Preferably, the step S1 further includes the steps of:

S14, determining the lower limit value I of the integration time used for collecting the calibration data₁And an upper limit value I of integration time₂，I₁＝0.5×Im，I₂＝1.5×Im。

The lower limit value I of the integration time is set in this way₁And an upper limit value I of integration time₂The response of the thermal infrared imager can be ensured to be in a linear region, and if the response is in a lower limit value I of the integration time₁And an upper limit value I of integration time₂If the difference between the sampling time and Im is too large, the data is easy to be invalid due to the saturation condition, and if the difference is too small, the adjustable range of the integration time is compressed.

Preferably, the step S3 further includes the steps of:

Preferably, the step S4 further includes the steps of:

wherein h is₁、h₂Integration time for camera I₁The gray scale of the image collected and stored by the thermal infrared imager 1 is he integral time of the camera is I₂The gray scale of the image collected and stored by the thermal infrared imager 1.

determining lower limit value I of integration time used for collecting calibration data₁And an upper limit value I of integration time₂，I₁＝0.5×Im，I₂＝1.5×Im。

wherein h is₁、h₂Integration time for camera I₁The gray scale of the image collected and stored by the thermal infrared imager 1 is he integral time of the camera is I₂The gray scale of the image collected and stored by the thermal infrared imager 1.

Particularly, in some preferred embodiments of the present invention, there is further provided a computer device, including a memory and a processor, where the memory stores a computer program, and the processor implements the steps of the method for calibrating an external field of a thermal infrared imager in the above embodiments when executing the computer program.

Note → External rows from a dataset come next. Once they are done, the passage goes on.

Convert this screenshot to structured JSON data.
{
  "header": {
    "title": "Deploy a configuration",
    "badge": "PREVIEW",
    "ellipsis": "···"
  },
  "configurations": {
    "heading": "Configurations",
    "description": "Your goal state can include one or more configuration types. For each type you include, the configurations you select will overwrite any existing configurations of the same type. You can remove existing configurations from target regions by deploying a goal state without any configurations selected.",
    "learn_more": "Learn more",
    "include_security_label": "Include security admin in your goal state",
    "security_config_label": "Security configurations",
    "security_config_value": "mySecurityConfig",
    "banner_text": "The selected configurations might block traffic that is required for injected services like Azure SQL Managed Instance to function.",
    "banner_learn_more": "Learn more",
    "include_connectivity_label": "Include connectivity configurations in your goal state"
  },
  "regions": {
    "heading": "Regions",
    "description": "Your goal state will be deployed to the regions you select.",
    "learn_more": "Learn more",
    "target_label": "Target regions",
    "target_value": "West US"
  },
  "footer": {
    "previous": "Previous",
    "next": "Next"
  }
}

In other preferred embodiments of the present invention, a computer-readable storage medium is further provided, on which a computer program is stored, and the computer program, when being executed by a processor, implements the steps of the method for calibrating an external field of a thermal infrared imager described in the above embodiments.

It will be understood by those skilled in the art that all or part of the processes of the method according to the above embodiments may be implemented by a computer program, which may be stored in a non-volatile computer-readable storage medium, and when executed, the computer program may include the processes of the above embodiments of the method for calibrating an external field of a thermal infrared imager, and will not be described again here.

Finally, it should be noted that: the above examples are only intended to illustrate the technical solution of the present invention, but not to limit it; although the present invention has been described in detail with reference to the foregoing embodiments, it will be understood by those of ordinary skill in the art that: the technical solutions described in the foregoing embodiments may still be modified, or some technical features may be equivalently replaced; and such modifications or substitutions do not depart from the spirit and scope of the corresponding technical solutions of the embodiments of the present invention.